06/11/2019 – Innovation Series / Energy / Renewables / Azuri Technologies / Africa
Africa’s generational leap

New energy generation should not focus on the past, asserts CEO Simon Bransfield-Garth, whose company Azuri Technologies is leading next-generation power projects in off-grid Africa, as the continent forges a new path for renewables.
‘The best way to predict tomorrow’s weather is to assume it will be the same as today’, or so the saying goes. A lot of the time it will be, but this approach offers no insight into what the future will bring, and fails horribly when disruptive change is around the corner and people are left unprepared. That’s why weather forecasts were invented.
Similarly, in the energy sector it’s all too easy to look to traditional markets today for tomorrow’s energy solutions. Yet in so doing we are in danger of not letting go of the past and failing to be properly prepared for the future. Inevitably, 200 years of electricity history and infrastructure make it difficult for alternative approaches to compete with what is already there.
Instead, we must look at places where the established order does not exist, where innovative approaches compete on their own merits, and where the future is able to shine through. Look at renewable energy. In the mainstream, there are people with solar panels on their roofs, there are solar farms, wind farms and hydro-power, but the renewable energy generated by these assets generally goes back into the grid.
To see the true value of renewable energy, we need to look to where the grid does not exist. In sub-Saharan Africa, 600 million people – well over half the population of the continent – have no access to the grid. Households across the region are increasingly using solar power as their first step to gaining energy access. Solar and batteries have many advantages – for one, the cost of connecting to the grid, on average, is about US$2,000, whereas a basic solar home system can be purchased for as little as US$50. These solar systems may not have the capacity of the grid, but they do deliver something the grid cannot in Africa: clean and reliable power that can be managed by the customers themselves.
Learning to innovate
The past can provide some valuable insights, but these must be applied with new technologies and perspectives. Many households in Africa without any electricity spend around 50 cents per day on fuel for lighting and to get someone to charge their mobile phones. In 2012, companies started offering small solar home systems on a rent-to-buy basis (PayGo). At that time, 50 cents per day would buy you a single small light and some phone charging. Dial forwards to 2019 and the same money will get you a home lighting system with four LED lights, phone charging, rechargeable radio and torch. For US$1 a day you get a 24-inch smart TV with 60 channels of satellite content.

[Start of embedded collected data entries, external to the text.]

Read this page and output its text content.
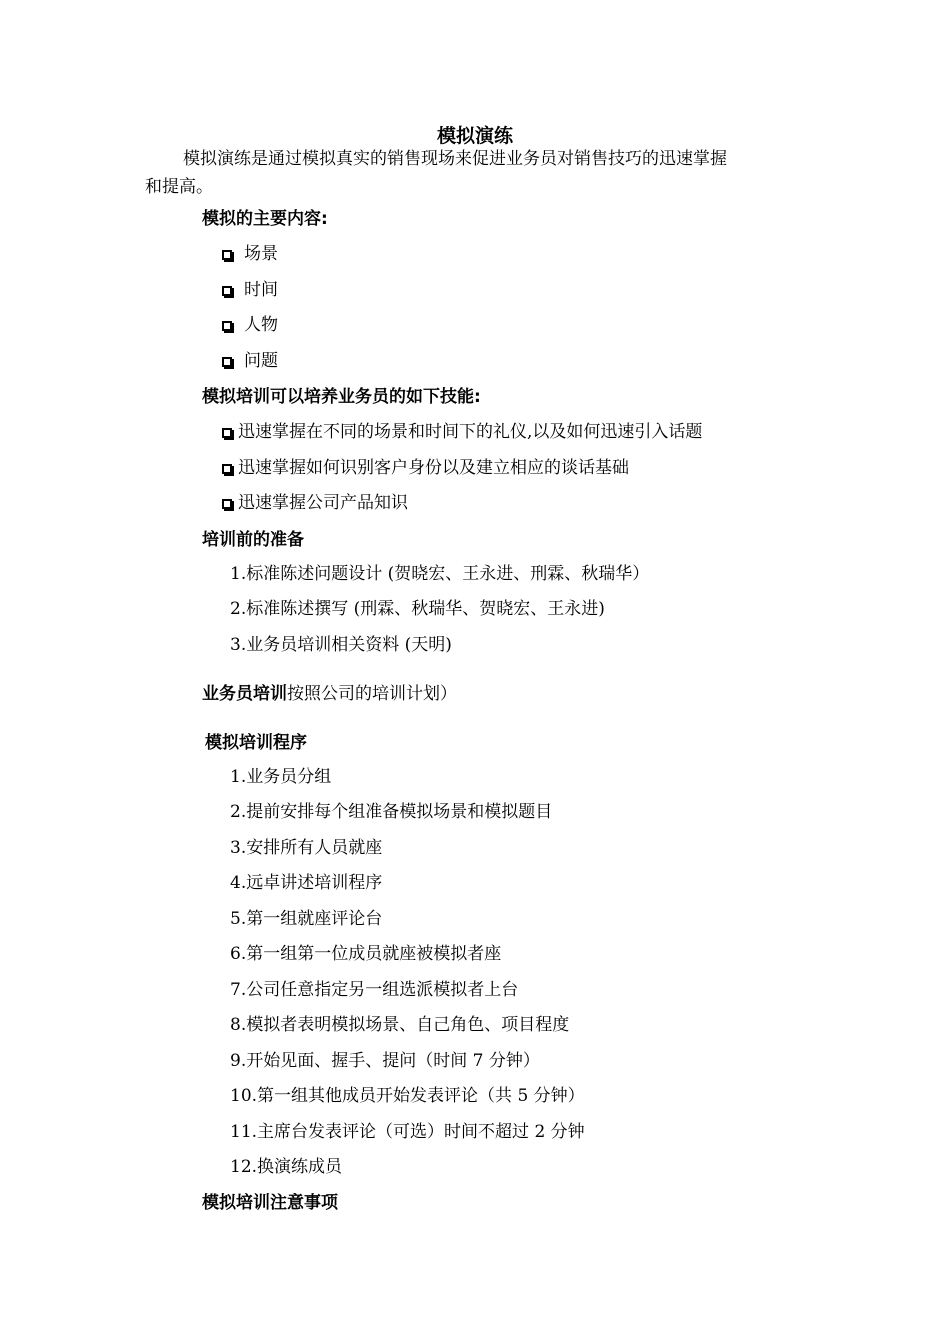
模拟演练
模拟演练是通过模拟真实的销售现场来促进业务员对销售技巧的迅速掌握
和提高。
模拟的主要内容:
场景
时间
人物
问题
模拟培训可以培养业务员的如下技能:
迅速掌握在不同的场景和时间下的礼仪,以及如何迅速引入话题
迅速掌握如何识别客户身份以及建立相应的谈话基础
迅速掌握公司产品知识
培训前的准备
1.标准陈述问题设计 (贺晓宏、王永进、刑霖、秋瑞华）
2.标准陈述撰写 (刑霖、秋瑞华、贺晓宏、王永进)
3.业务员培训相关资料 (天明)
业务员培训按照公司的培训计划）
模拟培训程序
1.业务员分组
2.提前安排每个组准备模拟场景和模拟题目
3.安排所有人员就座
4.远卓讲述培训程序
5.第一组就座评论台
6.第一组第一位成员就座被模拟者座
7.公司任意指定另一组选派模拟者上台
8.模拟者表明模拟场景、自己角色、项目程度
9.开始见面、握手、提问（时间 7 分钟）
10.第一组其他成员开始发表评论（共 5 分钟）
11.主席台发表评论（可选）时间不超过 2 分钟
12.换演练成员
模拟培训注意事项
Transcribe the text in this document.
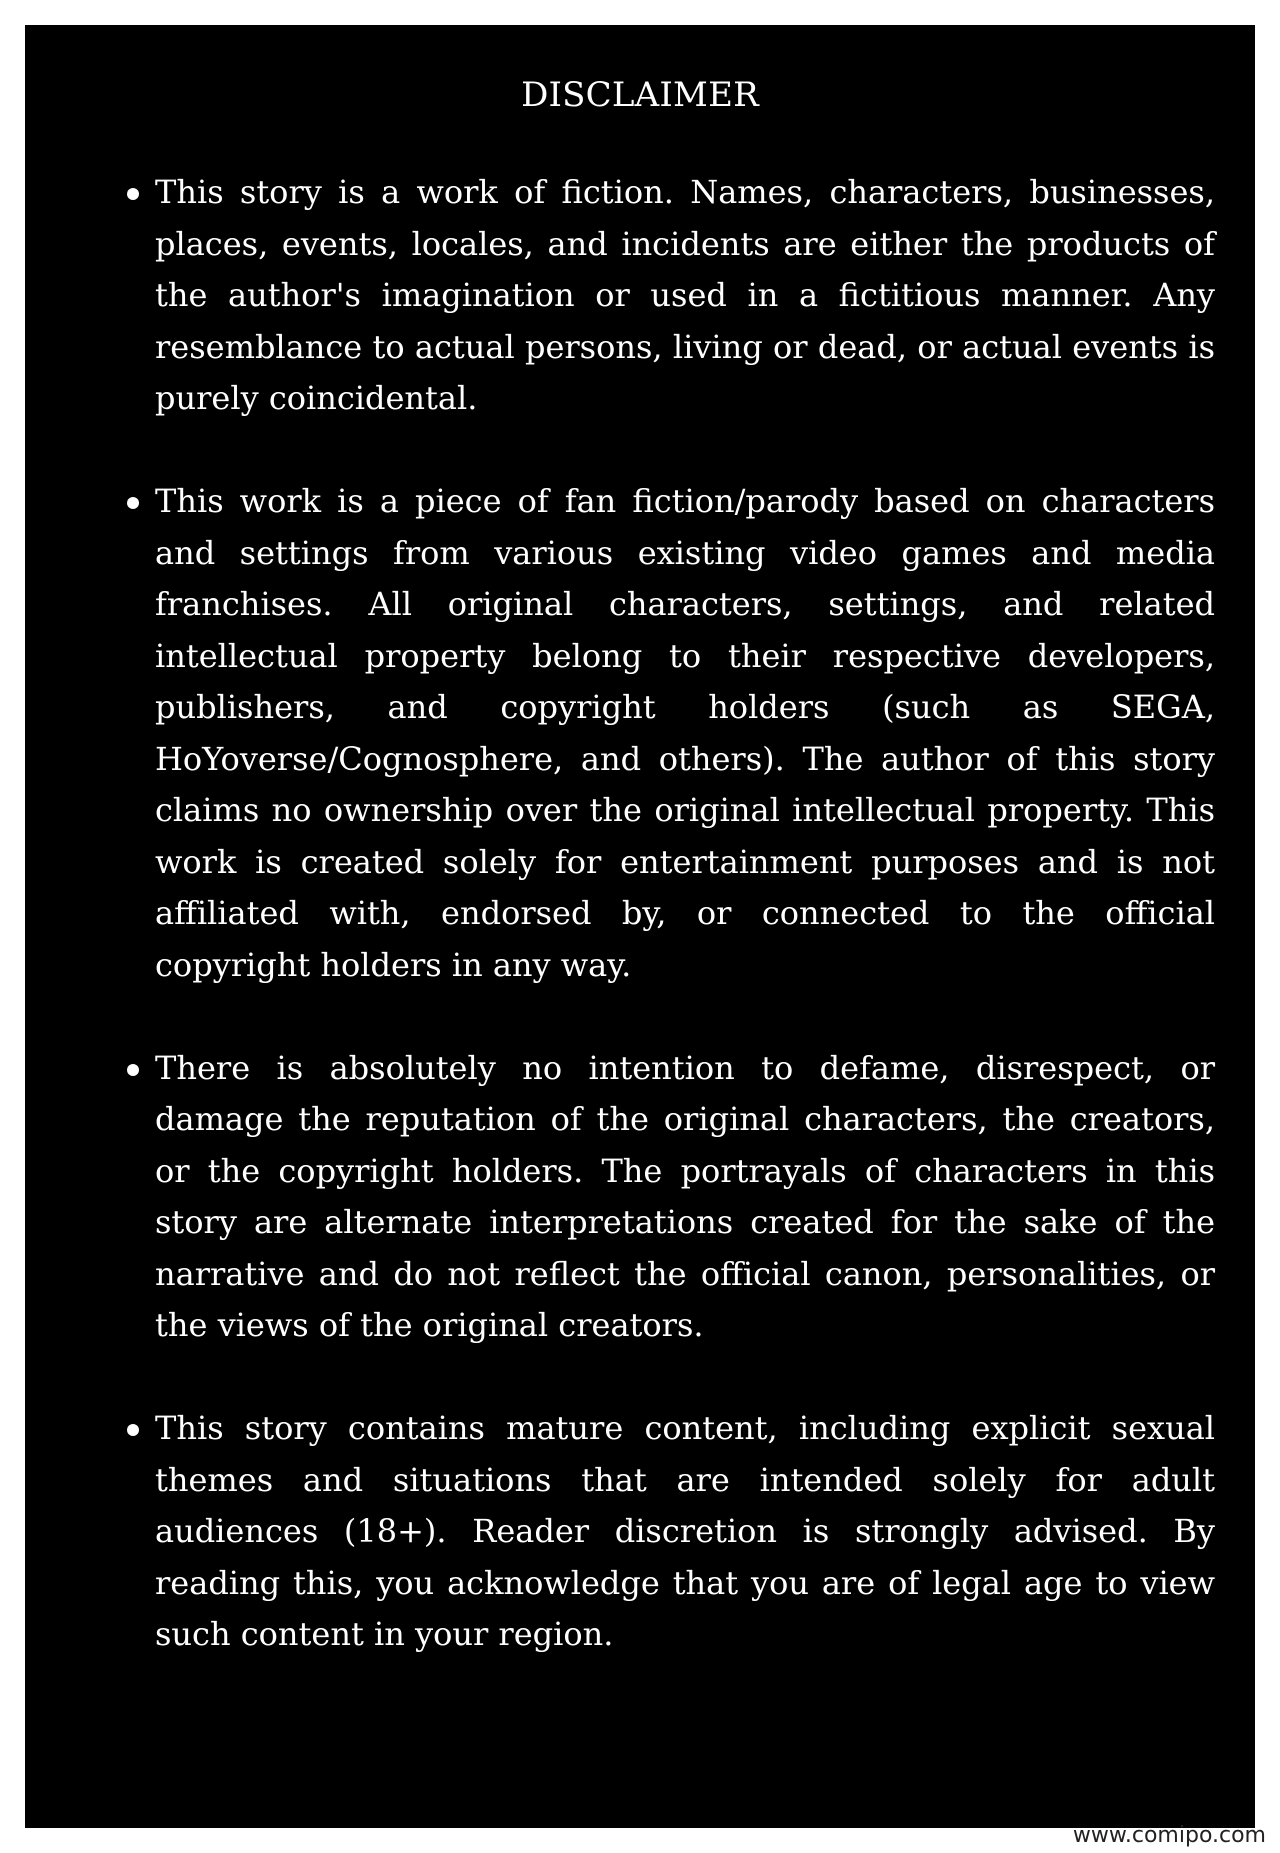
DISCLAIMER
This story is a work of fiction. Names, characters, businesses, places, events, locales, and incidents are either the products of the author's imagination or used in a fictitious manner. Any resemblance to actual persons, living or dead, or actual events is purely coincidental.
This work is a piece of fan fiction/parody based on characters and settings from various existing video games and media franchises. All original characters, settings, and related intellectual property belong to their respective developers, publishers, and copyright holders (such as SEGA, HoYoverse/Cognosphere, and others). The author of this story claims no ownership over the original intellectual property. This work is created solely for entertainment purposes and is not affiliated with, endorsed by, or connected to the official copyright holders in any way.
There is absolutely no intention to defame, disrespect, or damage the reputation of the original characters, the creators, or the copyright holders. The portrayals of characters in this story are alternate interpretations created for the sake of the narrative and do not reflect the official canon, personalities, or the views of the original creators.
This story contains mature content, including explicit sexual themes and situations that are intended solely for adult audiences (18+). Reader discretion is strongly advised. By reading this, you acknowledge that you are of legal age to view such content in your region.
www.comipo.com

The cost of solar is coming down at a rate of around 15 per cent annually. Similarly, the cost of batteries is falling rapidly, driven by the demands of the electric car industry, especially in China. If we can go from powering a small light to providing basic household electricity in seven years, imagine what will be possible in another decade. The same money will likely get you about four times the power of today’s systems; enough power to drive a TV, fridge, fan, laptop, lights, phone charging and internet access. Couple that with gas for cooking (and heating, if necessary) and you have pretty much covered the household needs for many homes.
Leapfrog generation
The cost of accessing the grid is not reducing. If the cost of connecting to the grid is unaffordable, it may well simply become redundant in the future. After all, standalone power gives you what you need at an affordable price.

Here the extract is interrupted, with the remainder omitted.